ROLLUP ( e1, e2, e3, ... )
-- is equivalent to
GROUPING SETS (
    ( e1, e2, e3, ... ),
    ...
    ( e1, e2 ),
    ( e1 ),
    ( )
)

ROLLUP is commonly used for analysis over heirachical data e.g. total salary by department, division and company-wide total.

CUBE ( a, b, c )
-- is equivalent to 
GROUPING SETS (
    ( a, b, c ),
    ( a, b    ),
    ( a,    c ),
    ( a       ),
    (    b, c ),
    (    b    ),
    (       c ),
    (         )
) -- power set(all possible subsets)

Sublist elements in CUBE and ROLLUP clauses are treated as single units:

CUBE ( (a, b), (c, d) )
-- is equivalent to
GROUPING SETS (
    ( a, b, c, d ),
    ( a, b       ),
    (       c, d ),
    (            )
)

ROLLUP ( a, (b, c), d )
-- is equivalent to
GROUPING SETS (
    ( a, b, c, d ),
    ( a, b, c    ),
    ( a          ),
    (            )
)

CUBE and ROLLUP can either be used directly in GROUP BY, or nested inside a GROUPING SETS clause.

Nesting a GROUPING SET clause inside another treats all elements of the inner clause as if directly written in the outer clause.

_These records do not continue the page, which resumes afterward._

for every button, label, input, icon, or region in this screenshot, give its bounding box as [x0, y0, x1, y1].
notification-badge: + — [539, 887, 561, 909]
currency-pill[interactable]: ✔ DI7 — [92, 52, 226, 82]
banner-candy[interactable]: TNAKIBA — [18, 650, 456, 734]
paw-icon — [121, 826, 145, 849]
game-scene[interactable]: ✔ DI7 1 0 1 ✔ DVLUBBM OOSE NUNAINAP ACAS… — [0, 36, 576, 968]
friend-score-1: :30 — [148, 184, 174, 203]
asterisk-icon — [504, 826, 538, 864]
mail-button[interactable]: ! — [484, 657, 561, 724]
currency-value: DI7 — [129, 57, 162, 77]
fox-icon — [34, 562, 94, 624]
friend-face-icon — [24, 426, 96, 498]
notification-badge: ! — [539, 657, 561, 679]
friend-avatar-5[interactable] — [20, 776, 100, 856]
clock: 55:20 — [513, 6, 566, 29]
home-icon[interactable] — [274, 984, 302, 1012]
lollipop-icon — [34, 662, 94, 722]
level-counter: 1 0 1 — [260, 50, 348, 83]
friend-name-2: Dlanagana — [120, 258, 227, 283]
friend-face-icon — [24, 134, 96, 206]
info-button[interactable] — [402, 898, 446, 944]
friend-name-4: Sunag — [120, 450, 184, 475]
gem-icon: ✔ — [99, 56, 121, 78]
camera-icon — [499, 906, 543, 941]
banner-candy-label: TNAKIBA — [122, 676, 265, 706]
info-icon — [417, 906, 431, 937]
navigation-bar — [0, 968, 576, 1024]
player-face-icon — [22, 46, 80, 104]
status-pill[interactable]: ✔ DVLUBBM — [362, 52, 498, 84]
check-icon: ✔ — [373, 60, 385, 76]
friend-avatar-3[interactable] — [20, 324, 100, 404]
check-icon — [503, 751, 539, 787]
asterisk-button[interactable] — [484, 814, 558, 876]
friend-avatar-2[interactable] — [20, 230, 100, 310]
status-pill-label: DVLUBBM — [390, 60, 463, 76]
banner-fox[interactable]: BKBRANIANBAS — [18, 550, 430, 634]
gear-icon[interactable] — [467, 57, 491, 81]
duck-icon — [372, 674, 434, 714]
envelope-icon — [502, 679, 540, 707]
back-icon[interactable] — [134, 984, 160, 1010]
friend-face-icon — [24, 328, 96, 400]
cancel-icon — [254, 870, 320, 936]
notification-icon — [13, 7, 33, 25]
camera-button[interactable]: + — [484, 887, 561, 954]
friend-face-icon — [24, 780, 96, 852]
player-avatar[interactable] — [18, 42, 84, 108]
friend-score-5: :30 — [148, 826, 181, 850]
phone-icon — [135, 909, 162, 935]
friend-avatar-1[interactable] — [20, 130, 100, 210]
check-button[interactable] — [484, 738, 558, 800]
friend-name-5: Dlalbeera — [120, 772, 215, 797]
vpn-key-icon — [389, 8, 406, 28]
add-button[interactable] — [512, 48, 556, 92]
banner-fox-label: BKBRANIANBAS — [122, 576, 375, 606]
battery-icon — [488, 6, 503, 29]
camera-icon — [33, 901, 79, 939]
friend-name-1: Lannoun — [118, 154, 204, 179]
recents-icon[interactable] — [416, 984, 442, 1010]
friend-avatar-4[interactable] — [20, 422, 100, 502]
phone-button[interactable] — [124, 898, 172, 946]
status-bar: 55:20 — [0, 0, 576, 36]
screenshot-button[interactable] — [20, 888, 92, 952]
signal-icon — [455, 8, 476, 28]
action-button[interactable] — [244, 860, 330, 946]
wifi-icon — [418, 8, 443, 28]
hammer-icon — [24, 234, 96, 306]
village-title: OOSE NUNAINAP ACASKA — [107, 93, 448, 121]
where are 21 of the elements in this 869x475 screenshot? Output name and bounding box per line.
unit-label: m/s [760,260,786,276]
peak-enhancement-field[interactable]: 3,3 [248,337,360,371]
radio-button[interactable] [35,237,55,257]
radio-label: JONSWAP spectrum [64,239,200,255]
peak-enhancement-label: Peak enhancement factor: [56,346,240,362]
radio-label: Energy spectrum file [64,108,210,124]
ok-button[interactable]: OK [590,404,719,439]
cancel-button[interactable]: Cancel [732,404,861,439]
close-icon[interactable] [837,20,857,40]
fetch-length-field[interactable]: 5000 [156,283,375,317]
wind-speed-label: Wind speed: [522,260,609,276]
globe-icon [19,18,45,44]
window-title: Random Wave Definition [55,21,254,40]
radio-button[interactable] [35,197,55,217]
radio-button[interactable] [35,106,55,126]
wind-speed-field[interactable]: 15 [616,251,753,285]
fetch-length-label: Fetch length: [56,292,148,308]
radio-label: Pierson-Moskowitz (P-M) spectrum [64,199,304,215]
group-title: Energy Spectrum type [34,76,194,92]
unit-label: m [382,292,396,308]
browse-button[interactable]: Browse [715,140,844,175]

If multiple grouping items are specified in a single GROUP BY, the final list of grouping sets is the cross product of the individual items:

GROUP BY a, CUBE (b, c), GROUPING SETS ((d), (e))
-- is equivalent to
GROUP BY GROUPING SETS (
    (a, b, c, d), (a, b, c, e),
    (a, b, d),    (a, b, e),
    (a, c, d),    (a, c, e),
    (a, d),       (a, e)
)

The final set of grouping sets might contain duplicates, which can be removed using the DISTINCT clause directly on the GROUP BY:

GROUP BY ROLLUP (a, b), ROLLUP (a, c)
-- is equivalent to
GROUP BY GROUPING SETS (
    (a, b, c),
    (a, b),
    (a, b),
    (a, c),
    (a),
    (a),
    (a, c),
    (a),
    ()
)

GROUP BY DISTINCT ROLLUP (a, b), ROLLUP (a, c)
-- is equivalent to
GROUP BY GROUPING SETS (
    (a, b, c),
    (a, b),
    (a, c),
    (a),
    ()
)

5. Window Function Processing#

Window functions are evaluated after grouping, aggregation and HAVING filtering are performed. They won’t see the original rows from FROM/WHERE.

Multiple window functions having syntactically equivalent PARTITION BY and ORDER BY clauses are guaranteed to be evaluated in a single pass over the data.

Currently, window functions always require presorted data, and so query output will be ordered according to one or another of the window functions’ PARTITION BY/ORDER BY clauses. Use an explicit top-level ORDER BY if you wish to guarantee a particular order.